Pour ou contre le blocage des loyers ?

Pour ou contre le blocage des loyers ?

Encadrer le montant des loyers dans certaines zones va-t-il protéger les locataires fragiles ou entraîner une hausse des loyers les plus bas ? Deux anciens ministres du Logement s’expriment.

Pour le blocage des loyers

L'avis de Louis Besson, ministre (1989-1991), puis secrétaire d’État au Logement (1997-2001)

Dans certaines agglomérations, les loyers privés ont fortement augmenté ces dix dernières années, au point de devenir inaccessibles aux plus modestes et même aux classes moyennes.

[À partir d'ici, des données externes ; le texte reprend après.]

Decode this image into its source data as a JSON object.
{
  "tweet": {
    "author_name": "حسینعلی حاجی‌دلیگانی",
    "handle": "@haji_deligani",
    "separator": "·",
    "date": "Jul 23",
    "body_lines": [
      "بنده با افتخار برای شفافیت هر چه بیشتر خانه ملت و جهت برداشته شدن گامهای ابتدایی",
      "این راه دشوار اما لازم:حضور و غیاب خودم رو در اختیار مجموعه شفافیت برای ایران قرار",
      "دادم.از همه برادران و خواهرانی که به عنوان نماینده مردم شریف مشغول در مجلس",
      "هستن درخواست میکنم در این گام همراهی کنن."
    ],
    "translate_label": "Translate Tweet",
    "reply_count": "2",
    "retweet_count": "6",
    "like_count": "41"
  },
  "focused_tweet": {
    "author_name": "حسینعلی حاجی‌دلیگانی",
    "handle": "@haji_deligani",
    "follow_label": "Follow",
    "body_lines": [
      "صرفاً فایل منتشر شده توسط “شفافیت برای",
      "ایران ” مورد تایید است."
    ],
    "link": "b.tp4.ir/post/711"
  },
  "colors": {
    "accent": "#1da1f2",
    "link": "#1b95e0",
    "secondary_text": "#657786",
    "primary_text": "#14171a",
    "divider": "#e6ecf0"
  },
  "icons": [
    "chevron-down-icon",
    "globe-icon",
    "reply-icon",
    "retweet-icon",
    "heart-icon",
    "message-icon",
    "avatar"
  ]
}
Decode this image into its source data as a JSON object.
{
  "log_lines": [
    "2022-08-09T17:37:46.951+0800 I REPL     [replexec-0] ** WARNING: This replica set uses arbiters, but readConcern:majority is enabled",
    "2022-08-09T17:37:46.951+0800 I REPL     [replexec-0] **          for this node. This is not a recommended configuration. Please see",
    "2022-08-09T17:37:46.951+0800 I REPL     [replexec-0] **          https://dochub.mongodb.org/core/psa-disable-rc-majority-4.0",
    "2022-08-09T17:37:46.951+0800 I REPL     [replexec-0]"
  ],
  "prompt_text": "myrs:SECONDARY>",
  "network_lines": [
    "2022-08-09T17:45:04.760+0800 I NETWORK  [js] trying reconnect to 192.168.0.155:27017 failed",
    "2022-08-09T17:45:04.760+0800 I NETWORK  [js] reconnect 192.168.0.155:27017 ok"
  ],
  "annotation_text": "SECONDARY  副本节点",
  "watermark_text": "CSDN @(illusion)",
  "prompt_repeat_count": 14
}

Le principe retenu par le projet de loi présenté par la ministre du Logement Cécile Duflot est simple  : dans les trente-neuf agglomérations où le marché locatif est tendu, les loyers ne devront plus s’écarter des valeurs moyennes constatées pour des logements comparables. Dans ces agglomérations, on estime qu’environ 20 % des loyers – les plus aberrants – devraient baisser.

Loger n’est pas spéculer, et la grande majorité des propriétaires l’entend bien ainsi.

La mise en place d’une garantie universelle des loyers pour les bailleurs privés, qui pour la plupart ne gèrent qu’un logement, montre bien le souci d’équilibre du gouvernement.

Ni loyers abusifs ni impayés perdus : le logement, besoin élémentaire de tous, y gagnera ; les locataires et les bailleurs aussi !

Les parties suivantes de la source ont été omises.